Pero si aspiro a la honradez a carta cabal en este cuento, no puedo mentir, como he hecho más arriba, y apuntar que la respiración de mi padre, esa suerte de silbido cosido a balazos, me ha pillado de improviso. Los seres humanos declinamos como el sol o las civilizaciones, lentamente. Para entendernos, el jueves negro tuvo que venir precedido por un miércoles gris o un martes plomizo, y, hasta que se abrió el séptimo sello, los animales no hacían más que repetir la letanía esa del “Ven y verás”, quizá para que San Juan no pudiera impugnar el fallo del Apocalipsis.

Yo no he estado en Patmos, lo que no quita para que haya recibido algunas revelaciones, más modestas que las del evangelista pero también más inteligibles. A saber, el modo en que respiramos o la manera en que nos levantamos del sofá. El día en que a mi

madre le costó ponerse en pie y tuvo que reptar hasta el borde para hacerlo, supe que había dejado de ser joven. ¿Y yo? ¿Qué hay del entomólogo, eh? Porque releyendo lo que he escrito hasta ahora me da la impresión de que veo las edades como compartimentos estanco y de que no voy a quebrar mi voto de silencio hasta cumplidos los setenta. Respira, aspira, respira, aspira, y hazlo con cautela para que la muerte no sepa nunca dónde estás. ¿Acaso no estoy envejeciendo mientras escribo? ¿Cuántos millones de células se me mueren cada día? ¿Quién dijo aquello de “nacemos para morir”? Se quedaría calvo, el tío. Tuvo que ser Little Foot. O Lucy. O los dos a la vez.

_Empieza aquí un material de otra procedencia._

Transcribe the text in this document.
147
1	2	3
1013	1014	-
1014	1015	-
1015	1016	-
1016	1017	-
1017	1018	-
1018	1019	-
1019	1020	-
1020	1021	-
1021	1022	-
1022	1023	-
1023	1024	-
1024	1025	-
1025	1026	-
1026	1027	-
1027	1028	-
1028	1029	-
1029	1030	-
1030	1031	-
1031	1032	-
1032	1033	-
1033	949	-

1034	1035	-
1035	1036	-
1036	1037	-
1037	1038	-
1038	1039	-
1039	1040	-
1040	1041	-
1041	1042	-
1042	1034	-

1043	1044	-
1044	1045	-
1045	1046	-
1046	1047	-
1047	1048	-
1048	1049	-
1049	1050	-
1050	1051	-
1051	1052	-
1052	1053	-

Una noche ingresaron a mi abuela en el hospital y, a la mañana siguiente, dejó de respirar, aunque en la habitación seguía habiendo aire. Mi abuela se quejaba siempre de sus problemas con las branquias, como si fuera un pez, y otras veces se tenía por un ratón: le costaba roer los alimentos. Yo estaba ahí cuando se apagó. La agonía tiene una manera inhóspita de respirar, como de tala amazónica. Es un exorcismo en el que conjuramos la fuerza maligna de la vida. Mis padres lloraron, desconsolados: era otra cuenta más en la cadena del adiós, una nota en el minué de la ceniza. Lo que más le pesaba a mi padre era que ya nunca podría corregir alguno de sus silencios con una palabra o un descuido con un abrazo. Sabiendo, como sabía, que Dios no había señalado a su madre con el don de la vida eterna, a veces había preferido el orgullo a la clemencia. Dejó que las palabras se oxidaran en su alma, y me legó sus aprensiones.

Por la noche, cuando mi padre tose en la cama, deseo envenenarme con las convulsiones que lo desgarran. Yo podría vencerlas. Todavía soy fuerte. No soporto el abuso sobre los débiles, las lágrimas de los bebés ni el sopor con que la naturaleza gusta de aplastar a los más viejos.

Más allá de la chimenea del tren, está el humo que se desbarata en el aire. En la meta del parchís, susurran los cipreses. Me di cuenta de ello la semana pasada, en un cementerio. Los muertos no juegan a contener la respiración.

Los muertos no respiran. Y envejecer, Françoise, es tremendo. Qué razón tienes.

En el parque de abajo, los corredores jadean. En la cama, jadean los amantes. Jadea el hombre que descarga el camión de mudanzas y, a su manera, también mi padre jadea. Este cuento va de eso. De jadeos. De nuestra manera de respirar. O, más bien, de la manera de respirar de mi padre. De cómo nos perdemos. O, más bien, de cómo –y cuándo– nos encontraremos. (Ya me dirás, papá, si te ha gustado).